May 01, 2014 Dani Arrébola Críticas 0
Dir.: Hayao Miyazaki
Pro.: Toshio Suzuki Gui.: Hayao Miyazaki
Animación
Cumplidos los 73 años, Hayao Miyazaki tiene derecho a una dorada jubilación. Pero su anuncio de que dejaba la realización de largometrajes produjo una enorme conjunción de lamentos a escala planetaria; parece impensable que no vayamos a celebrar más películas suyas, tras esta maravillosa El viento se levanta. El maestro Miyazaki, creador del sensacional Studio Ghibli –cumbre de la animación japonesa- y de películas superlativas como Nausicaä del Valle del Viento, Mi vecino Totoro,La princesa Mononoke, El viaje de Chihiro –Oso de Oro en Berlín y Oscar de Hollywood- o Ponyo en el acantilado, se despide de sus lápices y pinceles con este testamento cinematográfico: una absoluta obra capital.
El argumento, extraído de un relato de Tatsuo Hori y basado en un cómic del propio Miyazaki, cuenta la vida de Jiro Horikoshi desde que era un niño apasionado por el vuelo; su pronunciada miopía le impidió pilotar, pero no soñar con los aviones más ligeros, veloces y bellos. Inspirado por la figura del ingeniero italiano Giovanni Caproni y estudioso de la industria aeronáutica alemana –la más avanzada en los años 30-, se dedicó al diseño de aparatos extraordinarios, en los que introdujo novedades formales y técnicas de todo tipo que le valieron rápidamente el reconocimiento de su país y la posibilidad de trabajar para el ejército nipón.
Por primera vez, Miyazaki desarrolla una biografía real; y además, El viento se levanta no contiene aspectos mágicos o mitológicos, aunque sí la constante incursión de elementos oníricos que permiten a Jiro mantener su relación con Caproni: el italiano seduce al joven con sus aviones extraordinarios, con sus reflexiones y con sus ilusiones. Jiro sueña los sueños de Caproni y trata de llevarlos al papel, primero, y a los aires después.
Por un momento, su vida –y la película- se ensombrecen con el terrible terremoto que asoló Japón en 1923; pero sirve para que Jiro conozca a Nahoko, que será el amor de su vida. Sobre todo desde que, algunos años después, vuelven a encontrase: Nahoko pinta desde una colina el paisaje que se extiende a sus pies, y Jiro pasa por allí y la descubre. Los colores de la paleta de la joven se funden con la luz de la escena, el azul del cielo, el mundo verde de la pradera y los ocres del bosque hendido por el sendero que atraviesa el desprevenido protagonista. Luego sopla el viento, vienen las nubes, y llueve; pero ya nada importa: Jiro es feliz y dispara aviones de papel como gaviotas caprichosas.
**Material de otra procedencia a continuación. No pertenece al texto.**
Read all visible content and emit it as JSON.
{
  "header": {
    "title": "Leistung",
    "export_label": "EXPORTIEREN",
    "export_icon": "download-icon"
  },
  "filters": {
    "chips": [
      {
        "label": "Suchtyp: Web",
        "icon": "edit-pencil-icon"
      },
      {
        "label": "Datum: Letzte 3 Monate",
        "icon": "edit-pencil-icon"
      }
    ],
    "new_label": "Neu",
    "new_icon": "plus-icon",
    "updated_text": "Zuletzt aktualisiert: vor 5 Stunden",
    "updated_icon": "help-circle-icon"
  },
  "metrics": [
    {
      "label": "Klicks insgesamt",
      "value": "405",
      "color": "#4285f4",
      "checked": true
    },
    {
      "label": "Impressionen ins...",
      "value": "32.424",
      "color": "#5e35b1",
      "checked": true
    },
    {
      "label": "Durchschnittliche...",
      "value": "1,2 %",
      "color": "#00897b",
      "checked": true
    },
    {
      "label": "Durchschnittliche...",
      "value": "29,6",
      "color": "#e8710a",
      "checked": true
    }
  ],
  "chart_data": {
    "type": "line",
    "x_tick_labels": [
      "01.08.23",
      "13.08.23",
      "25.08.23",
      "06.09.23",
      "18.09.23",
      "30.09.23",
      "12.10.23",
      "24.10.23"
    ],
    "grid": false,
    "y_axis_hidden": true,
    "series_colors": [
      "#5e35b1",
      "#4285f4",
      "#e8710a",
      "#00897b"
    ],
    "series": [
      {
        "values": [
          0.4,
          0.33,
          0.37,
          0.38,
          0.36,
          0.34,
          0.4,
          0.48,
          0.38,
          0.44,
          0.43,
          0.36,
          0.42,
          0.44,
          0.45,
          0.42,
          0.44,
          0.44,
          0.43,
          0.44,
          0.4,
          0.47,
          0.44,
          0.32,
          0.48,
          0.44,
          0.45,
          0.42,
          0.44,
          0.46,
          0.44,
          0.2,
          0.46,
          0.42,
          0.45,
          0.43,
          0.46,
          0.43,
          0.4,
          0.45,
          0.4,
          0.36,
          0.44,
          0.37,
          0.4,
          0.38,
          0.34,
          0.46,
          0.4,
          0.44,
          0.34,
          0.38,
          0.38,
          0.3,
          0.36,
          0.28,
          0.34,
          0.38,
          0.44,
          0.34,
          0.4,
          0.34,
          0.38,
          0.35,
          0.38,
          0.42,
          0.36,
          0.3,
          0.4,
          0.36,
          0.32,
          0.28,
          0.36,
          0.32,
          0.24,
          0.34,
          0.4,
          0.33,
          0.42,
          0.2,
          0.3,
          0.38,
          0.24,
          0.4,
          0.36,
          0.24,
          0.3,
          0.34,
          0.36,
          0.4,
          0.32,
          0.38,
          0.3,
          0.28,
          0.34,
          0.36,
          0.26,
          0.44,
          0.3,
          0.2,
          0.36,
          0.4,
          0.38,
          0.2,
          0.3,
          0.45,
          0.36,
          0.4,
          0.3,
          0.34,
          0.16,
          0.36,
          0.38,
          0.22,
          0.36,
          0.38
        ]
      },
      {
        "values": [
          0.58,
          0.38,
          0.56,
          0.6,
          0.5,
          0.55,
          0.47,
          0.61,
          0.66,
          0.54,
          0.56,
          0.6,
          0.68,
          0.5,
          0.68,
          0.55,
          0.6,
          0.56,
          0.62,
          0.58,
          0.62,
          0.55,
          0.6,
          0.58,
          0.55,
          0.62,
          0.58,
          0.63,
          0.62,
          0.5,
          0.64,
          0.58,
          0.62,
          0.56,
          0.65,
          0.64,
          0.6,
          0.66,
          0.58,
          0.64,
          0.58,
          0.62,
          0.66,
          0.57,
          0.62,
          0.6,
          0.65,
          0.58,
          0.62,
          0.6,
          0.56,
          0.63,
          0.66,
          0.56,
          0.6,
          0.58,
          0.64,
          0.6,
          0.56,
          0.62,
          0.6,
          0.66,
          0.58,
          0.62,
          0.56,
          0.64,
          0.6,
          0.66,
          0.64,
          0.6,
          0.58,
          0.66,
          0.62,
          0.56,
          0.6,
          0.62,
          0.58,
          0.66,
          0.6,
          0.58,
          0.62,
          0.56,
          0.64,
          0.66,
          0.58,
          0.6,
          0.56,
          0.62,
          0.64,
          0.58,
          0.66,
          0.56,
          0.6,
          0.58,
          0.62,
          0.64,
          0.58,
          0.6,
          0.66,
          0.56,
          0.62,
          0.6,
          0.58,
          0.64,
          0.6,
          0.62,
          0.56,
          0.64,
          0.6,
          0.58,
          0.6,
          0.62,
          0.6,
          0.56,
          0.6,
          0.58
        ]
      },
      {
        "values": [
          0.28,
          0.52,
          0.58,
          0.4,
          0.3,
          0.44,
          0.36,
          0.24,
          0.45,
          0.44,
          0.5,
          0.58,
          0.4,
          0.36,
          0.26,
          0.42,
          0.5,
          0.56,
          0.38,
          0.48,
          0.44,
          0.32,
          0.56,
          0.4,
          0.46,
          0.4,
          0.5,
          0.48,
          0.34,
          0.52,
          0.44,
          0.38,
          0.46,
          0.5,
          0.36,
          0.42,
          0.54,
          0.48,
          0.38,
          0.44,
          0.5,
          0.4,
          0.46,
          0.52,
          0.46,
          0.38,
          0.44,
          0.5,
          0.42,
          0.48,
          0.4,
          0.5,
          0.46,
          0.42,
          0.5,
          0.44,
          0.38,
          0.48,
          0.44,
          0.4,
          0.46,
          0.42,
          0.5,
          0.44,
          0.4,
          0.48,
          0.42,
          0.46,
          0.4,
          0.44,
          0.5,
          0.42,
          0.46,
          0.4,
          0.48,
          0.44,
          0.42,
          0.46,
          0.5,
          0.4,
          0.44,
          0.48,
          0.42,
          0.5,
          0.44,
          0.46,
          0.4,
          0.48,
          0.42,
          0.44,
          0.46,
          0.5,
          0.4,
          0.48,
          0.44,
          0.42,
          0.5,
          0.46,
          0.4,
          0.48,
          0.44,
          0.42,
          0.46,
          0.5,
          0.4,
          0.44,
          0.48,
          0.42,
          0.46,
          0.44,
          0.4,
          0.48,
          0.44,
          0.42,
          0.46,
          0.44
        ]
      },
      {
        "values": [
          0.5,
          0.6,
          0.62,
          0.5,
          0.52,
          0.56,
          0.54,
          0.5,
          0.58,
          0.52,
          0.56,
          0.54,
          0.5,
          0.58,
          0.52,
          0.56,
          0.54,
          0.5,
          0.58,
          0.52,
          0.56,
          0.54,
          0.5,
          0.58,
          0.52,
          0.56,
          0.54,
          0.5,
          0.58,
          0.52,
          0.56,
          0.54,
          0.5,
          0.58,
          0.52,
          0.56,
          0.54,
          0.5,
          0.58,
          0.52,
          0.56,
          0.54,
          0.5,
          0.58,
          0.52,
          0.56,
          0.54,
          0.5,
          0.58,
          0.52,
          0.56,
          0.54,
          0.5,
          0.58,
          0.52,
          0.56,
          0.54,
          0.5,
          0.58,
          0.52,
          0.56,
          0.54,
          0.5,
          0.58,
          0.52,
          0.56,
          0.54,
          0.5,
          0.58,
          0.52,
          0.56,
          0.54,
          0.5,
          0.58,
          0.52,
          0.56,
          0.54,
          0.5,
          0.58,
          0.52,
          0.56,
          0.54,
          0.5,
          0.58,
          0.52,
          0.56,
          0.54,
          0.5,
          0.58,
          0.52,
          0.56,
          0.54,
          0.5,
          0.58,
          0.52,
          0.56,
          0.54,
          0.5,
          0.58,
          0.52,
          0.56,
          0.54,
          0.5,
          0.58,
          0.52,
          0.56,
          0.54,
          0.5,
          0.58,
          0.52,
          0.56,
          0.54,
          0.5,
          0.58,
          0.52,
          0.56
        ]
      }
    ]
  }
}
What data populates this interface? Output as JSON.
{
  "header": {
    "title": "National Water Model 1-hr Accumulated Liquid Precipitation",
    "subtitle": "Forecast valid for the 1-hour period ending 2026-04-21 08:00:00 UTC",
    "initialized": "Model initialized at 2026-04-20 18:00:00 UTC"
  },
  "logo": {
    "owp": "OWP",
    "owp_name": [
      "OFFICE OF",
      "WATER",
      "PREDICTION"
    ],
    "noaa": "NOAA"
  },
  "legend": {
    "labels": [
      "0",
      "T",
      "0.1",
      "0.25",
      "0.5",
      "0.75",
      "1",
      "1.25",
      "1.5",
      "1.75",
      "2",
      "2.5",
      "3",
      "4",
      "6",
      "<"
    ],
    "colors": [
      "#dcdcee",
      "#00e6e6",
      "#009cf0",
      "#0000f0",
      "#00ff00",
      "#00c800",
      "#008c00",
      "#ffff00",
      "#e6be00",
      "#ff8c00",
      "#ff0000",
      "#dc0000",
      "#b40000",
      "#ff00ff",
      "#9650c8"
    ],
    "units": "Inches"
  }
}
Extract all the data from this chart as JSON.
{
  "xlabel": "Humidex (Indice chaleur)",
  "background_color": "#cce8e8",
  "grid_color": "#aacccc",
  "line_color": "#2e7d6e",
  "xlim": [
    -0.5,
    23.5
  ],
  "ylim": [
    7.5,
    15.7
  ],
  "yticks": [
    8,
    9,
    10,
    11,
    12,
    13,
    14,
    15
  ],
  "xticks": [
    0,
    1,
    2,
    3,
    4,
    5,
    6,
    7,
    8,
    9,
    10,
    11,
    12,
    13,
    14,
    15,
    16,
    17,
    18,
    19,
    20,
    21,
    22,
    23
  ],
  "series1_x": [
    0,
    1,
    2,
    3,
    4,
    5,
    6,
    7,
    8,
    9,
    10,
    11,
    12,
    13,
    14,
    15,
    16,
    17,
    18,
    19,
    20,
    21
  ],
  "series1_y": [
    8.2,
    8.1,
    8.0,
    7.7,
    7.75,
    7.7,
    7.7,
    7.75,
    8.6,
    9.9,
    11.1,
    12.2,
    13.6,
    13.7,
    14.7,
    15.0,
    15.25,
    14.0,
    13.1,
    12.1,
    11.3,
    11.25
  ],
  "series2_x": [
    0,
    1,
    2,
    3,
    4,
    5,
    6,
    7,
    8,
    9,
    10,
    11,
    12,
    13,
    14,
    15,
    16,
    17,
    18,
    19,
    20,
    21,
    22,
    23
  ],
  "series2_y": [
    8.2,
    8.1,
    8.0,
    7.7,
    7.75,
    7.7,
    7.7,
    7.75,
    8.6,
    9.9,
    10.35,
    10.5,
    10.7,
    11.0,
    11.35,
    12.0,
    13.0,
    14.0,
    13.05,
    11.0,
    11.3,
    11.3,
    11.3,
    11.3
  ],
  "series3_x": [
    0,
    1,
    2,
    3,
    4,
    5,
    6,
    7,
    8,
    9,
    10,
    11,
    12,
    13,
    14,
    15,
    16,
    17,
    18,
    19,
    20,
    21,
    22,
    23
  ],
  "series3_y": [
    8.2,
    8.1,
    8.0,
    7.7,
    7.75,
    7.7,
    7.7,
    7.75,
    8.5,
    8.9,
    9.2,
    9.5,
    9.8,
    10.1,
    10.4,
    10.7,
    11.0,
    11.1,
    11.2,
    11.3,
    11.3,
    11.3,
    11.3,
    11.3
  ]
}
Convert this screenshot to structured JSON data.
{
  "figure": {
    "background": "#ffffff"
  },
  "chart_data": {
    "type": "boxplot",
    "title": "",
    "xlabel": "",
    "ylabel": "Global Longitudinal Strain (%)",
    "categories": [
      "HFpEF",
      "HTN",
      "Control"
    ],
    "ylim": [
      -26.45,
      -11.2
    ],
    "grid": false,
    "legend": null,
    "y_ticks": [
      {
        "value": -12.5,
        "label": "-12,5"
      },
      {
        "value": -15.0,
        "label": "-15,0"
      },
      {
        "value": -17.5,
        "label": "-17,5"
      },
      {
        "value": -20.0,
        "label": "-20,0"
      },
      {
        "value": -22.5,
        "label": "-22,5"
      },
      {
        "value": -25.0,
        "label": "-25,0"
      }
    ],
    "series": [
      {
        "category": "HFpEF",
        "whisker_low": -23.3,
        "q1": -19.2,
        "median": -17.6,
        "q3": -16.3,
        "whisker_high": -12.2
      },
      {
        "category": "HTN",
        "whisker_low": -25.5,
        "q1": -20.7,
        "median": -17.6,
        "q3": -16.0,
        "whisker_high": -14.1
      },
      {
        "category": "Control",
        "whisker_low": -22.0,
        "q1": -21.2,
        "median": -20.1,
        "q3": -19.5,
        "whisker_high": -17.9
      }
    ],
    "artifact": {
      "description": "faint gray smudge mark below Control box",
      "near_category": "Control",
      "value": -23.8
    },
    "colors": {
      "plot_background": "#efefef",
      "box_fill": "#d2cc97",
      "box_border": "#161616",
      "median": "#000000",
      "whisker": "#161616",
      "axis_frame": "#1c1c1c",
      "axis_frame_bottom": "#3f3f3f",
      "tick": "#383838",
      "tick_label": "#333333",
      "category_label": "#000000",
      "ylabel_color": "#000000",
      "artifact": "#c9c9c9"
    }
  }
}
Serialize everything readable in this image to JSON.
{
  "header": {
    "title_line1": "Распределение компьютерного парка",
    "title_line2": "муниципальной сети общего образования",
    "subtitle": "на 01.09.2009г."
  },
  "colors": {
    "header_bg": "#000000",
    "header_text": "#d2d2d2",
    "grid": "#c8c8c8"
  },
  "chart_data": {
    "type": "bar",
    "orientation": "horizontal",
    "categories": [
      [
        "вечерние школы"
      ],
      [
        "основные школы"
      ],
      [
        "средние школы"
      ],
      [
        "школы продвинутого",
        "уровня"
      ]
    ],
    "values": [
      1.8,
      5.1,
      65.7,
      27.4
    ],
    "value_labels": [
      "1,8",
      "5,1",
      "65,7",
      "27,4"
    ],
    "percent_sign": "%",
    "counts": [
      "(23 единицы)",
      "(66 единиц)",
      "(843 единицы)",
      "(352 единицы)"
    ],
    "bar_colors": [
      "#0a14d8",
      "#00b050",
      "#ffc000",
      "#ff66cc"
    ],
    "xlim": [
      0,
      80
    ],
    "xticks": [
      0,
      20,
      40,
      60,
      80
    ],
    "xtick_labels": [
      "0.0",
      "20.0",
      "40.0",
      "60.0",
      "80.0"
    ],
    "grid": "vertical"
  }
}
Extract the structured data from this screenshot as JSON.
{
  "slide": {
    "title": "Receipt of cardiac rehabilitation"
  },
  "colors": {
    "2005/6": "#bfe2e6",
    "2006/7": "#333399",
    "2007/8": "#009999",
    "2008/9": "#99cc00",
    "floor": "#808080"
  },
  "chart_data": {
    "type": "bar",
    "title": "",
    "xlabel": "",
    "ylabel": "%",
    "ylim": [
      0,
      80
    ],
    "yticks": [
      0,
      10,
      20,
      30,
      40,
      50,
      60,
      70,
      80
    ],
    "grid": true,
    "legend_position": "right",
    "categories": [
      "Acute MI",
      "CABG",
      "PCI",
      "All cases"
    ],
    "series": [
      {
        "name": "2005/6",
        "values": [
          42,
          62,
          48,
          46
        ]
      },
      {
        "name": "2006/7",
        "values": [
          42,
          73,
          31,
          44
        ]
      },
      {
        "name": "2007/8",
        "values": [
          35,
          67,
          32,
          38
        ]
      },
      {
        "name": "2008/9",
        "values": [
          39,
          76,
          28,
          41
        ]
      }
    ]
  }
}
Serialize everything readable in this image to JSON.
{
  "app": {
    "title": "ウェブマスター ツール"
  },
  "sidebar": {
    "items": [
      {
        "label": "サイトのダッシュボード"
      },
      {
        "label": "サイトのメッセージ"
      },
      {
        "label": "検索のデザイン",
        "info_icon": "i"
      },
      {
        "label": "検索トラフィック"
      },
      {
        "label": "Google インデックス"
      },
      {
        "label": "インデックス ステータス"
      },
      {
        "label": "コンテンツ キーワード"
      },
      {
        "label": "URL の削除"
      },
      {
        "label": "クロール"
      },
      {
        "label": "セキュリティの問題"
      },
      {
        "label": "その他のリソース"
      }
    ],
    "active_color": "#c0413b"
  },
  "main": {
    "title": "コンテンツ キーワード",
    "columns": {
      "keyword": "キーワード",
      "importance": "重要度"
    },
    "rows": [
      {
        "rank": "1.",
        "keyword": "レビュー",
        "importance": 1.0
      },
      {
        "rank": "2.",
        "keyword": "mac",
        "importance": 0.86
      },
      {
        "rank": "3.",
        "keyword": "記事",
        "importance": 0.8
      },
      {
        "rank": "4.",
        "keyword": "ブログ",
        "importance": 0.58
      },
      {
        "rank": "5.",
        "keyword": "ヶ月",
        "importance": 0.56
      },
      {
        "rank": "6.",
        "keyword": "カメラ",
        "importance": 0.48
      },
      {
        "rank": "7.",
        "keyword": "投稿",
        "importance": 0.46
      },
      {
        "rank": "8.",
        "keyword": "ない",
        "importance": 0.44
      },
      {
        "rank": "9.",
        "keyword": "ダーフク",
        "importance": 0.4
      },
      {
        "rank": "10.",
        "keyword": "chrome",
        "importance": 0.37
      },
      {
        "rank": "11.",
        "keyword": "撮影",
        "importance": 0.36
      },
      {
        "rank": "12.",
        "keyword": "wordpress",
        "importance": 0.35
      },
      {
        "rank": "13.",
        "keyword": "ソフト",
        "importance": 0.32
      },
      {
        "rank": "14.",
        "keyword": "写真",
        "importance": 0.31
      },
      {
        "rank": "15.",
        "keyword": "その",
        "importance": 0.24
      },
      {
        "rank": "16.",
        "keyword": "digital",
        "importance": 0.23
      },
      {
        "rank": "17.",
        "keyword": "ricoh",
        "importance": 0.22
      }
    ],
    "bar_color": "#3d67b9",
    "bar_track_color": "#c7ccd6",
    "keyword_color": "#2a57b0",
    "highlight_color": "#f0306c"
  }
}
Cada fotograma es una obra de arte. La composición, la iluminación, el movimiento y la secuencia son un prodigio de ritmo, de armonía, de poesía hecha imagen. No hay un solo detalle, por pequeño que sea, que escape a la mirada atenta y delicada de Miyazaki, que –es obvio decirlo- no precisa de ordenadores ni artificiosos efectos visuales: papel y lápiz y los tintes de la naturaleza; y la inspiración y la calidad del trazo para dibujar la vida y el alma de cada personaje y cada objeto. El agua respira, la tierra palpita y el aire se hace presente moviendo las nubes, agitando la falda de Nahoko o dando vida a los aviones de Jiro, de papel, de madera y lona o de acero brillante bajo el sol.
Algunas críticas acusan a la película de belicismo –Horikoshi fue el diseñador del famoso Zero, el avión con el que Japón bombardeó Pearl Harbor y combatió en la Guerra Mundial-, y otras, a la vez, de inoportuno pacifismo. En realidad, la intención de Miyazaki no es condenar ni, por supuesto, alentar el espíritu de la contienda, sino desplegar una inteligente metáfora acerca de la caducidad de la vida, el amor y la belleza. A través de la historia de un hombre en pos de su sueño; un ideal inquebrantable que pasa por encima de todo hasta su conclusión.
Puede que, en definitiva, Miyazaki solo hable de sí mismo; en este punto final de su carrera, semejante –o no- al de su protagonista. Lo que vale, para nosotros, es su obra, llena de imágenes y momentos maravillosos. Y su testimonio, extraído de los versos de Paul Valéry: “El viento se levanta, hay que intentar vivir”.